For taxable years beginning after December 31, 1964, the State of Colorado permits a net operating loss deduction for State income tax purposes in the same manner that it is allowed under the Internal Revenue Code of 1954. The amount of the net operating loss that may be carried forward and carried back for Colorado State income tax purposes shall be that portion of the Federal net operating loss allocated to Colorado in the taxable year that the net operating loss is sustained. Section 138-1-59, Article 1, Colorado Revised Statutes, as reenacted by Ch. 95, Laws 1964.

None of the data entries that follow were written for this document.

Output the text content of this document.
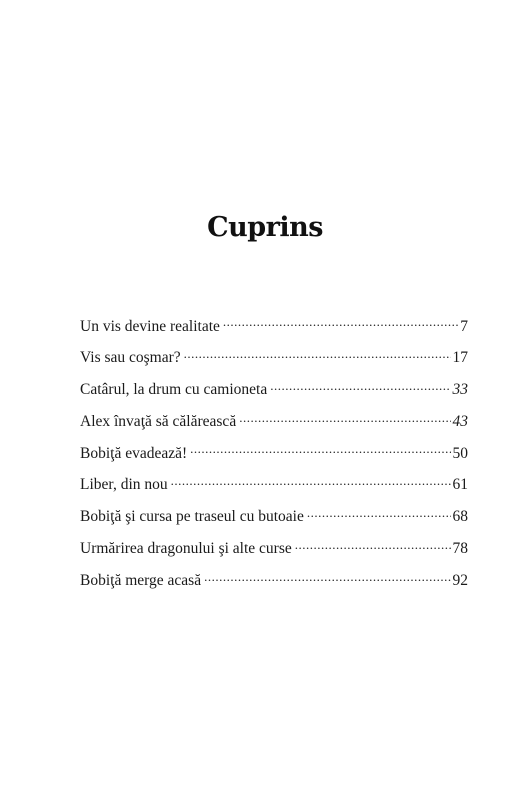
Cuprins
Un vis devine realitate .....	7
Vis sau coşmar? .....	17
Catârul, la drum cu camioneta .....	33
Alex învaţă să călărească .....	43
Bobiţă evadează! .....	50
Liber, din nou .....	61
Bobiţă şi cursa pe traseul cu butoaie .....	68
Urmărirea dragonului şi alte curse .....	78
Bobiţă merge acasă .....	92
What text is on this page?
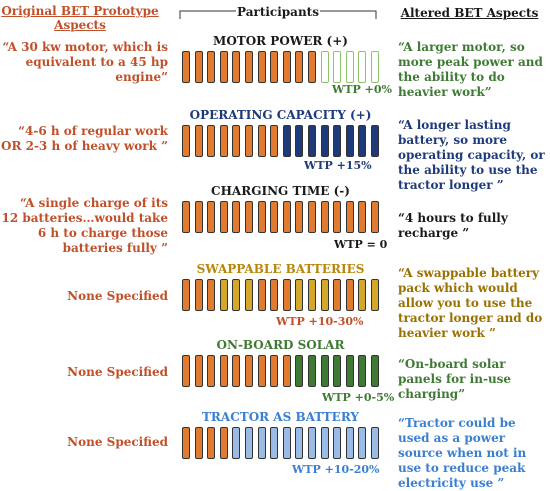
Original BET Prototype Aspects
Participants	Altered BET Aspects
MOTOR POWER (+)
“A 30 kw motor, which is equivalent to a 45 hp engine”
“A larger motor, so more peak power and the ability to do heavier work”
WTP +0%
OPERATING CAPACITY (+)
“4-6 h of regular work OR 2-3 h of heavy work ”
“A longer lasting battery, so more operating capacity, or the ability to use the tractor longer ”
WTP +15%
CHARGING TIME (-)
“A single charge of its 12 batteries…would take 6 h to charge those batteries fully ”
“4 hours to fully recharge ”
WTP = 0
SWAPPABLE BATTERIES
None Specified
“A swappable battery pack which would allow you to use the tractor longer and do heavier work ”
WTP +10-30%
ON-BOARD SOLAR
None Specified
“On-board solar panels for in-use charging”
WTP +0-5%
TRACTOR AS BATTERY
None Specified
“Tractor could be used as a power source when not in use to reduce peak electricity use ”
WTP +10-20%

In order to obtain a refund, the taxpayer must file a claim for refund not later than one year after expiration of time provided for filing a claim for refund of Federal income tax. Section 138-9-7 of the Colorado Statute. However, for taxable years beginning after December 31, 1967, a taxpayer may file an application for a tentative carryback adjustment for the prior taxable year or years affected by a net operating loss carryback, as determined under section 138-1-59 of the Colorado Statute from any taxable year. Section 138-1-61 of the Colorado Statute. Under the provisions of the Colorado law both the claim and application are generally subject to the same rules as under the Internal Revenue Code.
Section 451 of the Code provides, in part, that the amount of any item of gross income shall be included in the gross income for the taxable year in which received by the taxpayer, unless, under the method of accounting used in computing taxable income, such amount is to be properly accounted for as of a different period.
Section 1.451-1(a) of the Income Tax Regulations provides, in part, that, under the accrual method of accounting, income is includible in gross income when all the events have occurred which fix the right to receive such income and the amount thereof can be determined with reasonable accuracy.
The inclusion in gross income will be required even though it may be necessary for additional acts to be performed by third persons, if it is reasonable to expect that these acts will be performed. See Rev. Rul. 65-190, C.B. 1965-2, 150, and the cases cited therein.
Where a net operating loss is sustained for a particular taxable year, the amount of the loss can be calculated with reasonable accuracy from the books and accounts of the taxpayer. If a claim for refund or an application for tentative carryback adjustment is properly submitted, it can reasonably be expected that the claim will be approved by the Colorado taxing authorities.
Accordingly, for Federal income tax purposes, a refund of Colorado income tax resulting from a net operating loss carryback is properly accruable in the income of a taxpayer using the accrual method of accounting for the taxable year of the loss which gives rise to the refund, since all of the events have occurred during such year which fix the right to the refund and the amount can be determined with reasonable accuracy.
- Cross-Reference
26 CFR 1.451-1: General rule for taxable year of inclusion.